For power, Chad gets to put his foot into a Ford Racing Boss 347 crate engine, rated at 450hp and 400 lb. ft. of torque. On top of the 4-bolt block and between the aluminum "Z" cylinder heads is a Victor Jr. aluminum intake topped by a 770-cfm Holley Street Avenger four-barrel carburetor. Headers are from JBA, followed by a complete JBA exhaust system with straight tips like those of the movie Mustang.

In the quest for accuracy, Gateway's Lonny Childress transferred the rear quarter reflector indentations from a boneyard '68 Mustang to the '67 Dynacorn body, which didn't have provisions for the reflectors that became standard equipment for '68. Jason Childress notes that the original Bullitt Mustang was an early production car, so it had the indents for the reflectors. Later production '68s (after February 15, 1968) had bolt-on reflectors without the indentation in the sheetmetal.
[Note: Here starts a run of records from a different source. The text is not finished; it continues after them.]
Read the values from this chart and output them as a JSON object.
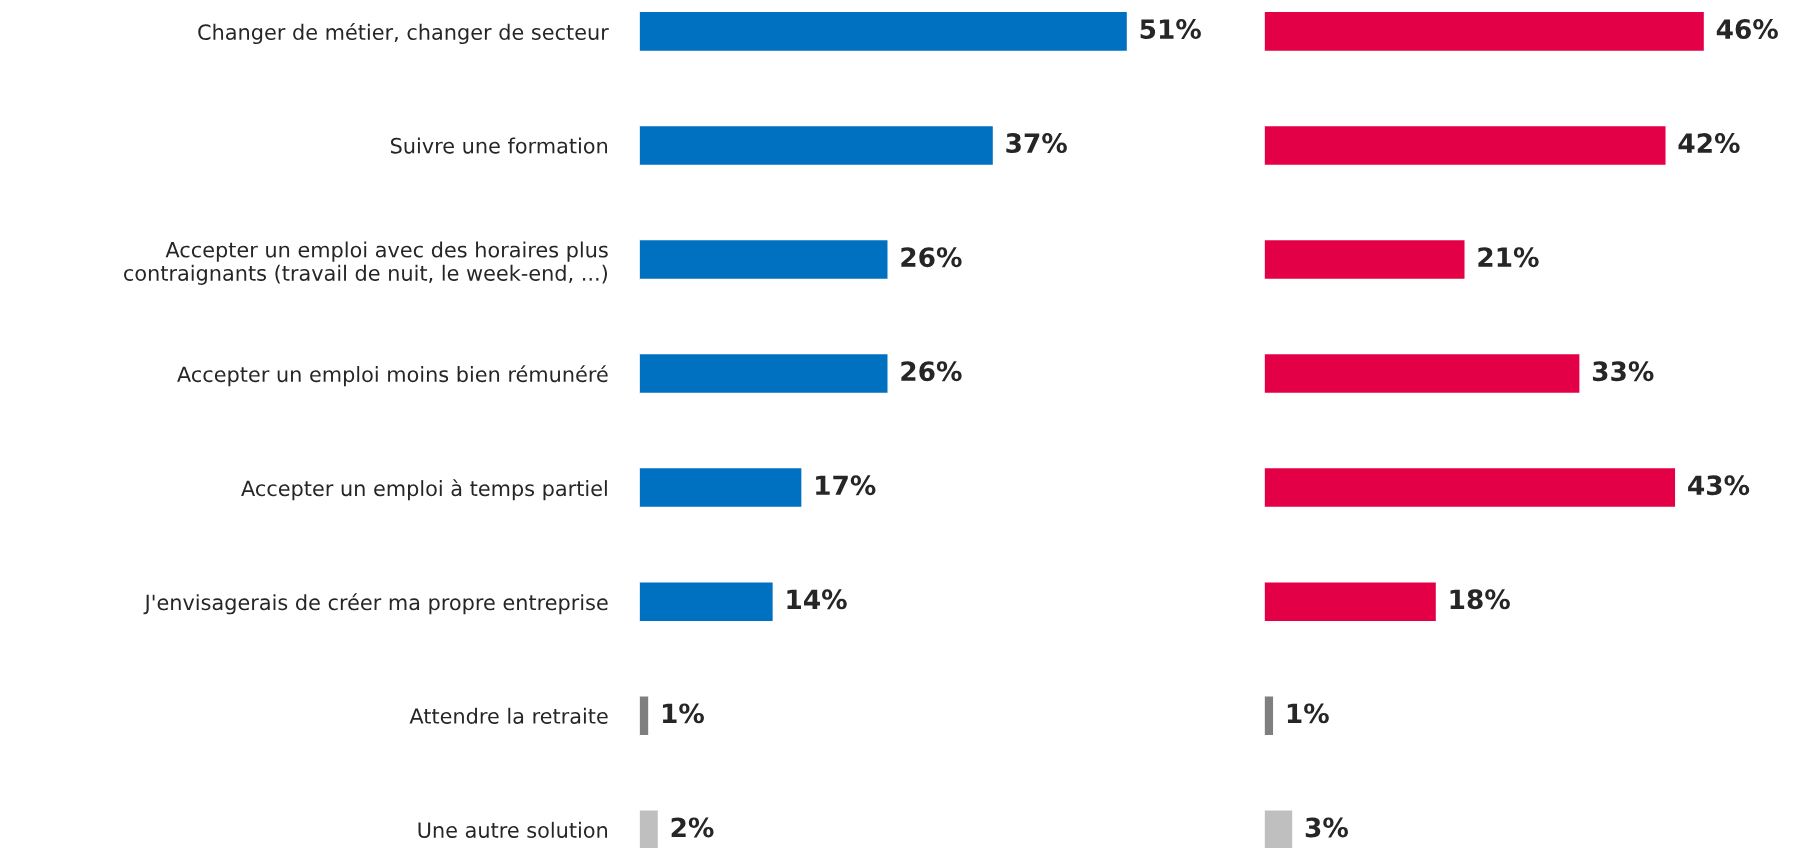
{
  "chart_data": [
    {
      "type": "bar",
      "orientation": "horizontal",
      "categories": [
        "Changer de métier, changer de secteur",
        "Suivre une formation",
        "Accepter un emploi avec des horaires plus\ncontraignants (travail de nuit, le week-end, ...)",
        "Accepter un emploi moins bien rémunéré",
        "Accepter un emploi à temps partiel",
        "J'envisagerais de créer ma propre entreprise",
        "Attendre la retraite",
        "Une autre solution"
      ],
      "values": [
        51,
        37,
        26,
        26,
        17,
        14,
        1,
        2
      ],
      "colors": [
        "#0070c0",
        "#0070c0",
        "#0070c0",
        "#0070c0",
        "#0070c0",
        "#0070c0",
        "#7f7f7f",
        "#bfbfbf"
      ],
      "value_labels": [
        "51%",
        "37%",
        "26%",
        "26%",
        "17%",
        "14%",
        "1%",
        "2%"
      ]
    },
    {
      "type": "bar",
      "orientation": "horizontal",
      "categories": [
        null,
        null,
        null,
        null,
        null,
        null,
        null,
        null
      ],
      "values": [
        46,
        42,
        21,
        33,
        43,
        18,
        1,
        3
      ],
      "colors": [
        "#e40046",
        "#e40046",
        "#e40046",
        "#e40046",
        "#e40046",
        "#e40046",
        "#7f7f7f",
        "#bfbfbf"
      ],
      "value_labels": [
        "46%",
        "42%",
        "21%",
        "33%",
        "43%",
        "18%",
        "1%",
        "3%"
      ]
    }
  ]
}
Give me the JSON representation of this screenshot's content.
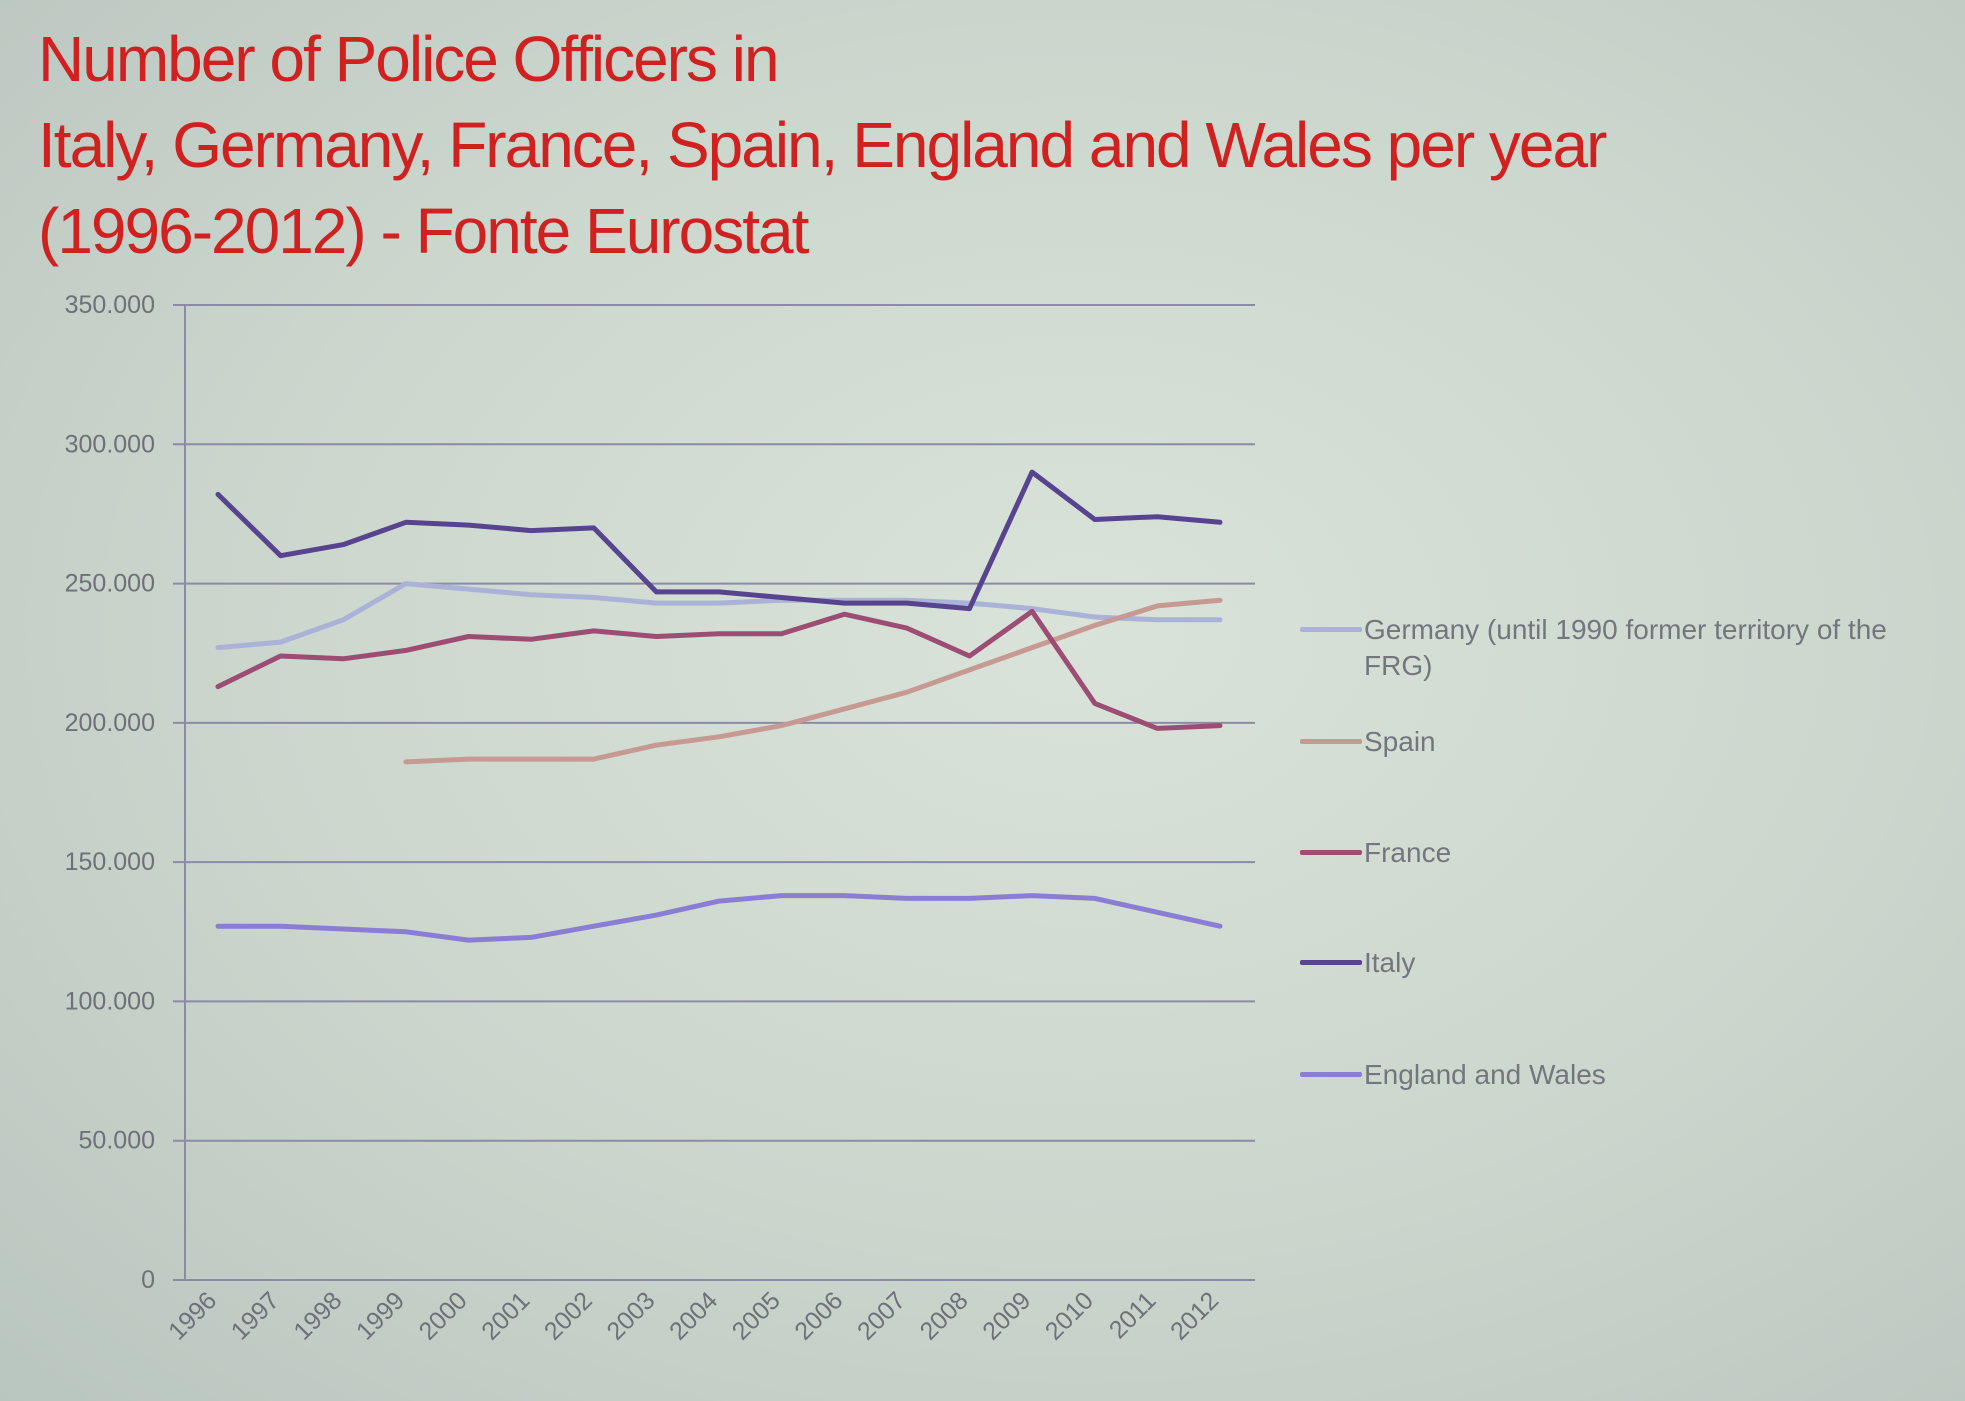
{
  "title_lines": [
    "Number of Police Officers in",
    "Italy, Germany, France, Spain, England and Wales per year",
    "(1996-2012)  - Fonte Eurostat"
  ],
  "colors": {
    "title": "#d02121",
    "gridline": "#8c8ba6",
    "tick_label": "#6e7178"
  },
  "chart_data": {
    "type": "line",
    "x": [
      "1996",
      "1997",
      "1998",
      "1999",
      "2000",
      "2001",
      "2002",
      "2003",
      "2004",
      "2005",
      "2006",
      "2007",
      "2008",
      "2009",
      "2010",
      "2011",
      "2012"
    ],
    "ylim": [
      0,
      350000
    ],
    "y_ticks": [
      0,
      50000,
      100000,
      150000,
      200000,
      250000,
      300000,
      350000
    ],
    "y_tick_labels": [
      "0",
      "50.000",
      "100.000",
      "150.000",
      "200.000",
      "250.000",
      "300.000",
      "350.000"
    ],
    "grid": true,
    "legend_position": "right",
    "series": [
      {
        "name": "Germany (until 1990 former territory of the FRG)",
        "color": "#aab2d8",
        "values": [
          227000,
          229000,
          237000,
          250000,
          248000,
          246000,
          245000,
          243000,
          243000,
          244000,
          244000,
          244000,
          243000,
          241000,
          238000,
          237000,
          237000
        ]
      },
      {
        "name": "Spain",
        "color": "#c69a92",
        "values": [
          null,
          null,
          null,
          186000,
          187000,
          187000,
          187000,
          192000,
          195000,
          199000,
          205000,
          211000,
          219000,
          227000,
          235000,
          242000,
          244000
        ]
      },
      {
        "name": "France",
        "color": "#9d4c73",
        "values": [
          213000,
          224000,
          223000,
          226000,
          231000,
          230000,
          233000,
          231000,
          232000,
          232000,
          239000,
          234000,
          224000,
          240000,
          207000,
          198000,
          199000
        ]
      },
      {
        "name": "Italy",
        "color": "#58438f",
        "values": [
          282000,
          260000,
          264000,
          272000,
          271000,
          269000,
          270000,
          247000,
          247000,
          245000,
          243000,
          243000,
          241000,
          290000,
          273000,
          274000,
          272000
        ]
      },
      {
        "name": "England and Wales",
        "color": "#8c7dd4",
        "values": [
          127000,
          127000,
          126000,
          125000,
          122000,
          123000,
          127000,
          131000,
          136000,
          138000,
          138000,
          137000,
          137000,
          138000,
          137000,
          132000,
          127000
        ]
      }
    ]
  }
}
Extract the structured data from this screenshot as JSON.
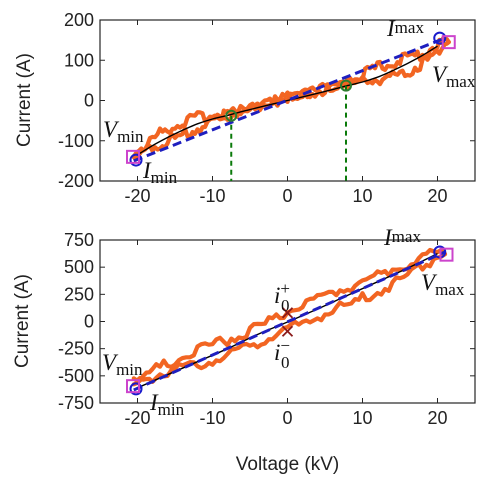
{
  "chart_data": [
    {
      "type": "line",
      "xlabel": "",
      "ylabel": "Current (A)",
      "xlim": [
        -25,
        25
      ],
      "ylim": [
        -200,
        200
      ],
      "x_ticks": [
        -20,
        -10,
        0,
        10,
        20
      ],
      "y_ticks": [
        -200,
        -100,
        0,
        100,
        200
      ],
      "grid": false,
      "series": [
        {
          "role": "measured-loop",
          "color": "#f26522",
          "upper_branch": {
            "x": [
              -20.5,
              -19,
              -17,
              -15,
              -13,
              -11,
              -9,
              -7.5,
              -6,
              -4,
              -2,
              0,
              2,
              4,
              6,
              8,
              10,
              12,
              14,
              16,
              18,
              20,
              21.5
            ],
            "y": [
              -145,
              -120,
              -88,
              -68,
              -55,
              -45,
              -40,
              -38,
              -33,
              -23,
              -12,
              -2,
              5,
              14,
              22,
              37,
              57,
              75,
              88,
              98,
              110,
              130,
              145
            ]
          },
          "lower_branch": {
            "x": [
              -20.5,
              -19,
              -17,
              -15,
              -13,
              -11,
              -9,
              -7.5,
              -6,
              -4,
              -2,
              0,
              2,
              4,
              6,
              8,
              10,
              12,
              14,
              16,
              18,
              20,
              21.5
            ],
            "y": [
              -145,
              -132,
              -118,
              -100,
              -85,
              -68,
              -52,
              -40,
              -32,
              -20,
              -8,
              0,
              8,
              18,
              28,
              38,
              42,
              45,
              52,
              65,
              85,
              112,
              145
            ]
          }
        },
        {
          "role": "fit-curve",
          "color": "#000000",
          "x": [
            -20,
            -18,
            -16,
            -14,
            -12,
            -10,
            -8,
            -6,
            -4,
            -2,
            0,
            2,
            4,
            6,
            8,
            10,
            12,
            14,
            16,
            18,
            20
          ],
          "y": [
            -135,
            -112,
            -92,
            -74,
            -58,
            -46,
            -37,
            -27,
            -18,
            -9,
            0,
            9,
            18,
            27,
            37,
            46,
            58,
            74,
            92,
            112,
            135
          ]
        },
        {
          "role": "linear-fit",
          "color": "#1f1fbf",
          "dashed": true,
          "x": [
            -20.5,
            21
          ],
          "y": [
            -150,
            155
          ]
        }
      ],
      "vlines": [
        {
          "x": -7.5,
          "y_top": -38,
          "color": "#0a7a0a"
        },
        {
          "x": 7.8,
          "y_top": 37,
          "color": "#0a7a0a"
        }
      ],
      "circle_points": [
        {
          "x": -7.5,
          "y": -38,
          "color": "#2e7d2e"
        },
        {
          "x": 7.8,
          "y": 37,
          "color": "#2e7d2e"
        }
      ],
      "markers": [
        {
          "kind": "circle",
          "x": 20.3,
          "y": 155,
          "color": "#1a1acc"
        },
        {
          "kind": "circle",
          "x": -20.2,
          "y": -148,
          "color": "#1a1acc"
        },
        {
          "kind": "square",
          "x": 21.5,
          "y": 145,
          "color": "#cc44cc"
        },
        {
          "kind": "square",
          "x": -20.6,
          "y": -140,
          "color": "#cc44cc"
        }
      ],
      "annotations": [
        {
          "name": "imax-label",
          "base": "I",
          "sub": "max"
        },
        {
          "name": "vmax-label",
          "base": "V",
          "sub": "max"
        },
        {
          "name": "vmin-label",
          "base": "V",
          "sub": "min"
        },
        {
          "name": "imin-label",
          "base": "I",
          "sub": "min"
        }
      ]
    },
    {
      "type": "line",
      "xlabel": "Voltage (kV)",
      "ylabel": "Current (A)",
      "xlim": [
        -25,
        25
      ],
      "ylim": [
        -750,
        750
      ],
      "x_ticks": [
        -20,
        -10,
        0,
        10,
        20
      ],
      "y_ticks": [
        -750,
        -500,
        -250,
        0,
        250,
        500,
        750
      ],
      "grid": false,
      "series": [
        {
          "role": "measured-loop",
          "color": "#f26522",
          "upper_branch": {
            "x": [
              -20.5,
              -18,
              -15,
              -12,
              -9,
              -6,
              -3,
              0,
              3,
              6,
              9,
              12,
              15,
              18,
              21
            ],
            "y": [
              -590,
              -480,
              -390,
              -300,
              -220,
              -140,
              -50,
              60,
              150,
              240,
              320,
              400,
              480,
              560,
              620
            ]
          },
          "lower_branch": {
            "x": [
              -20.5,
              -18,
              -15,
              -12,
              -9,
              -6,
              -3,
              0,
              3,
              6,
              9,
              12,
              15,
              18,
              21
            ],
            "y": [
              -590,
              -530,
              -480,
              -420,
              -350,
              -280,
              -190,
              -100,
              -20,
              70,
              150,
              250,
              350,
              480,
              620
            ]
          }
        },
        {
          "role": "fit-curve",
          "color": "#000000",
          "x": [
            -20,
            -16,
            -12,
            -8,
            -4,
            0,
            4,
            8,
            12,
            16,
            20
          ],
          "y": [
            -610,
            -490,
            -370,
            -250,
            -120,
            -5,
            115,
            240,
            365,
            490,
            625
          ]
        },
        {
          "role": "linear-fit",
          "color": "#1f1fbf",
          "dashed": true,
          "x": [
            -20.5,
            21
          ],
          "y": [
            -630,
            640
          ]
        }
      ],
      "cross_points": [
        {
          "x": 0,
          "y": 80,
          "color": "#8b1a1a"
        },
        {
          "x": 0,
          "y": -90,
          "color": "#8b1a1a"
        }
      ],
      "markers": [
        {
          "kind": "circle",
          "x": 20.3,
          "y": 640,
          "color": "#1a1acc"
        },
        {
          "kind": "circle",
          "x": -20.2,
          "y": -620,
          "color": "#1a1acc"
        },
        {
          "kind": "square",
          "x": 21.2,
          "y": 615,
          "color": "#cc44cc"
        },
        {
          "kind": "square",
          "x": -20.6,
          "y": -595,
          "color": "#cc44cc"
        }
      ],
      "annotations": [
        {
          "name": "imax-label",
          "base": "I",
          "sub": "max"
        },
        {
          "name": "vmax-label",
          "base": "V",
          "sub": "max"
        },
        {
          "name": "vmin-label",
          "base": "V",
          "sub": "min"
        },
        {
          "name": "imin-label",
          "base": "I",
          "sub": "min"
        },
        {
          "name": "i0-plus-label",
          "base": "i",
          "sub": "0",
          "sup": "+"
        },
        {
          "name": "i0-minus-label",
          "base": "i",
          "sub": "0",
          "sup": "−"
        }
      ]
    }
  ]
}
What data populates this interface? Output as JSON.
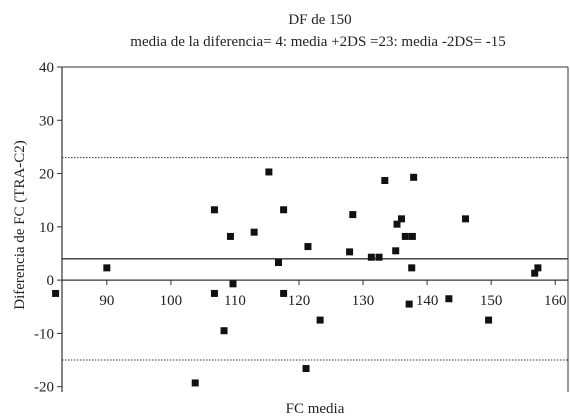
{
  "chart_data": {
    "type": "scatter",
    "title": "DF de 150",
    "subtitle": "media de la diferencia= 4: media +2DS =23: media -2DS= -15",
    "xlabel": "FC media",
    "ylabel": "Diferencia de FC (TRA-C2)",
    "xlim": [
      83,
      162
    ],
    "ylim": [
      -21,
      40
    ],
    "xticks": [
      90,
      100,
      110,
      120,
      130,
      140,
      150,
      160
    ],
    "yticks": [
      -20,
      -10,
      0,
      10,
      20,
      30,
      40
    ],
    "grid": false,
    "reference_lines": [
      {
        "name": "media de la diferencia",
        "y": 4,
        "style": "solid"
      },
      {
        "name": "media +2DS",
        "y": 23,
        "style": "dotted"
      },
      {
        "name": "media -2DS",
        "y": -15,
        "style": "dotted"
      }
    ],
    "points": [
      {
        "x": 82,
        "y": -2.5
      },
      {
        "x": 90,
        "y": 2.3
      },
      {
        "x": 103.8,
        "y": -19.3
      },
      {
        "x": 106.8,
        "y": 13.2
      },
      {
        "x": 106.8,
        "y": -2.5
      },
      {
        "x": 108.3,
        "y": -9.5
      },
      {
        "x": 109.3,
        "y": 8.2
      },
      {
        "x": 109.7,
        "y": -0.7
      },
      {
        "x": 113,
        "y": 9.0
      },
      {
        "x": 115.3,
        "y": 20.3
      },
      {
        "x": 116.8,
        "y": 3.3
      },
      {
        "x": 117.6,
        "y": 13.2
      },
      {
        "x": 117.6,
        "y": -2.5
      },
      {
        "x": 121.1,
        "y": -16.6
      },
      {
        "x": 121.4,
        "y": 6.3
      },
      {
        "x": 123.3,
        "y": -7.5
      },
      {
        "x": 127.9,
        "y": 5.3
      },
      {
        "x": 128.4,
        "y": 12.3
      },
      {
        "x": 131.3,
        "y": 4.3
      },
      {
        "x": 132.5,
        "y": 4.3
      },
      {
        "x": 133.4,
        "y": 18.7
      },
      {
        "x": 135.1,
        "y": 5.5
      },
      {
        "x": 135.3,
        "y": 10.5
      },
      {
        "x": 136,
        "y": 11.5
      },
      {
        "x": 136.6,
        "y": 8.2
      },
      {
        "x": 137.2,
        "y": -4.5
      },
      {
        "x": 137.6,
        "y": 2.3
      },
      {
        "x": 137.7,
        "y": 8.2
      },
      {
        "x": 137.9,
        "y": 19.3
      },
      {
        "x": 143.4,
        "y": -3.5
      },
      {
        "x": 146,
        "y": 11.5
      },
      {
        "x": 149.6,
        "y": -7.5
      },
      {
        "x": 156.8,
        "y": 1.3
      },
      {
        "x": 157.3,
        "y": 2.3
      }
    ]
  }
}
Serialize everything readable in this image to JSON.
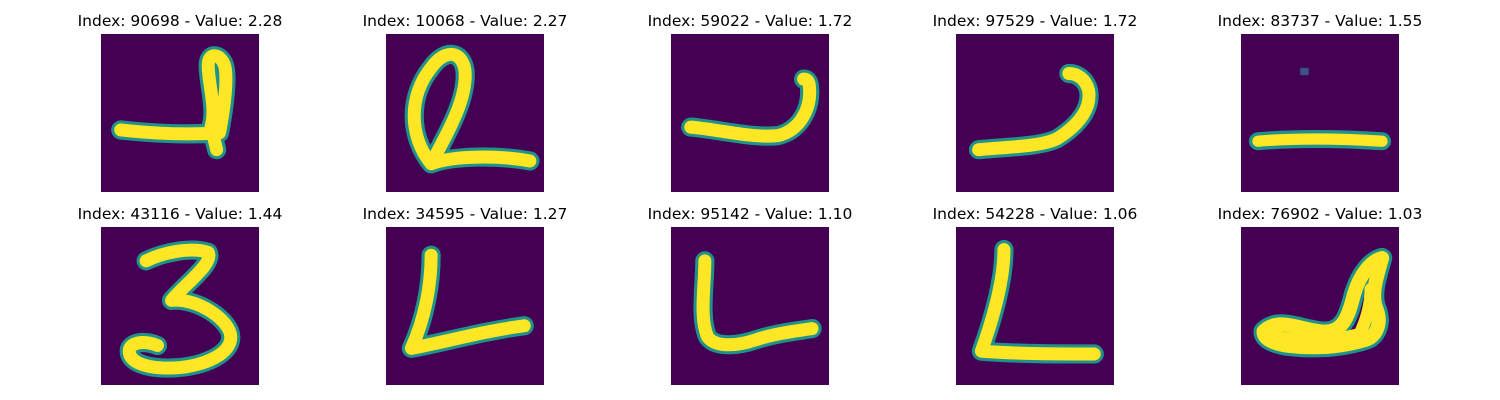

Steve McQueen shifted a four-speed in the movie, but this modern rendition is equipped with a late-model T-45 five-speed, adapted for the vintage Mustang with a conversion from Keisler Engineering, complete with a stealthy '68-style shifter handle. Out back is a beefy 9-inch rearend with 3.50:1 gears.

Like the movie Mustang, the interior is black, but it's upgraded to Deluxe with woodgrain trim and molded door panels from YearOne. The bucket seats are from TMI's Sport line. Hidden behind panels are Boston Acoustic speakers, subwoofers, and amp.

The buildup crew debated over the wheels. There was no doubt that iconic five-spoke American Racing Torque Thrusts would be used. However, some thought 18-inch versions would look better on the restomod replica, while others, including creative advisor Matt Stone, wanted to stick with the original 15-inch wheels. In the end, they compromised, going with slightly larger 16-inch Torque Thrusts with BFGoodrich G-force Sport tires.

Chad's modern Bullitt was slated to debut during November's SEMA Show. However, before heading to Las Vegas, the just-completed '68 Mustang detoured to Malibu, California, so Chad could get an up-close look at the latest addition to his Bullitt stable. With the Celebrity Rides cameras rolling, Chad watched as the Mustang was unloaded from Gateway's Haulmark trailer, grinning broadly as he pointed out the Bullitt details and restomod upgrades. Then he did exactly what the guys at Gateway and YearOne wanted-he took it for a spin.